If she does end up in No. 10, it’s unlikely she’ll work well with Simon Case, who was made civil service chief by Johnson. They do not, in the words of a civil servant, ‘click’. Many expect Case to jump before being pushed. There’s a rumour that Case’s predecessor the late Jeremy Heywood was also wary about Gray.  ‘They thought about getting rid of her,’ recalls one old-timer, ‘then decided she knew where too many bodies were buried.’ Her former colleagues have memories of her having ‘quite a chip on her shoulder about Oxbridge generally’. ‘She was always talking about diversity – particularly more women in roles,’ one adds.

While Labour initially cheered Gray’s recruitment, government aides were quick to question whether Starmer’s team knew quite what they were getting into. ‘You know that show “Better Call Saul”, in Whitehall it was “Better Call Sue”,’ says a former government aide of her ability to solve tricky problems. ‘She’s a street fighter and fixer of sorts,’ adds a former colleague. ‘She is really good at building empires and making connections. She’ll want her own base.’ Her base, so far, includes several shadow cabinet members. She has especially hit it off with Angela Rayner. One new colleague says Gray offers a masterclass in how to ‘manage upwards’.

Both critics and admirers say her skill is being able to ‘speak human’, then translate it into action the civil service understands. In Whitehall, there is a joke that her answer to any problem is a ‘chat’. When faced with a tricky situation, ‘Chatty Sue’, as some former colleagues call her, would ‘sink into the sofa and use persuasion to get things done’. Such tactics were on display when Gray was spotted near the Speaker’s office on the day Keir Starmer took the opportunity of a ‘chat’ to convince Lindsay Hoyle to overturn convention to allow a Labour amendment on the tricky Gaza ceasefire vote.

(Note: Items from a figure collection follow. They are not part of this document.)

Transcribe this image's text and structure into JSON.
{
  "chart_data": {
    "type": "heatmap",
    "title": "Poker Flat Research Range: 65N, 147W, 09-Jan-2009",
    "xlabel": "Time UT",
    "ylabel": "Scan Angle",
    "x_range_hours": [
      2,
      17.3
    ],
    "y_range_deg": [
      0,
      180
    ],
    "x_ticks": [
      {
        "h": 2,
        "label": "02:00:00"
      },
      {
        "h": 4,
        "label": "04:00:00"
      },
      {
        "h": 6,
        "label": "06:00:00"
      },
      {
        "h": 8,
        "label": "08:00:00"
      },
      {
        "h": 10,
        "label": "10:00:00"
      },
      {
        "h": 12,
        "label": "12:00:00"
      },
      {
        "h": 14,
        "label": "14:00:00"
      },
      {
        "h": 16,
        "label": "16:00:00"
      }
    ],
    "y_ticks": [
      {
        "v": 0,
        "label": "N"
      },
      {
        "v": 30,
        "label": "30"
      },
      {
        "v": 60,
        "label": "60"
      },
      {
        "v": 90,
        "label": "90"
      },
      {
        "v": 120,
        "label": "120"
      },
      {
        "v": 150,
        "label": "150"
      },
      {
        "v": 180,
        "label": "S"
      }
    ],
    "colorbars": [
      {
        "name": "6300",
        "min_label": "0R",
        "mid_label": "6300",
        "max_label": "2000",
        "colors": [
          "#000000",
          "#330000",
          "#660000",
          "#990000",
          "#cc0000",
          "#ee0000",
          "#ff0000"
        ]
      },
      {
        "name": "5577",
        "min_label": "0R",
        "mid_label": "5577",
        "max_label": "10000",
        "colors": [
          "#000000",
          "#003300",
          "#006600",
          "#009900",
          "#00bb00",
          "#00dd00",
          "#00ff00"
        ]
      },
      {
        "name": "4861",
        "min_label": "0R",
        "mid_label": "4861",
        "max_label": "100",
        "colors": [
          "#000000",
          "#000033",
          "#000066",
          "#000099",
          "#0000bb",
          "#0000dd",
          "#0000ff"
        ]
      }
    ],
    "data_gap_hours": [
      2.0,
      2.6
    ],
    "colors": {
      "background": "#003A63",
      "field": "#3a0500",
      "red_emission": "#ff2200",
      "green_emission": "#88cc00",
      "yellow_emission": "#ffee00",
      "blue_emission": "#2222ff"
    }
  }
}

There is anxiety in parts of Starmer’s circle about where her tactics might take the party. Her work preparing Labour for government is purposely being kept separate from the election campaign preparations, which are led by Starmer’s longstanding aide Morgan McSweeney. This means that many don’t know what Gray is planning – even though she will play a crucial role in appointing people in a Starmer-led Downing Street. ‘There is a lot of concern that the people who have slaved away in opposition won’t make the cut,’ says one such aide.

As for what a Gray/Starmer No. 10 would look like, Gray has told colleagues that the Lib-Con coalition is the best to learn from. She wants to move away from ‘government by WhatsApp’. She is looking at how to make mission-led government work, tying departments together with common aims.

Gray’s challenge after the general election will not just be to make a Starmer government work, but to make sure she doesn’t make too many enemies in the process. ‘A lot of my colleagues have made a judgment before she has had a chance to prove herself,’ says one Labour aide. ‘Her real job is just keeping things together until the election and surviving a lot of weird factional shit. But once she’s done that and is in No. 10, she’ll be in her natural territory and running rings around everyone.’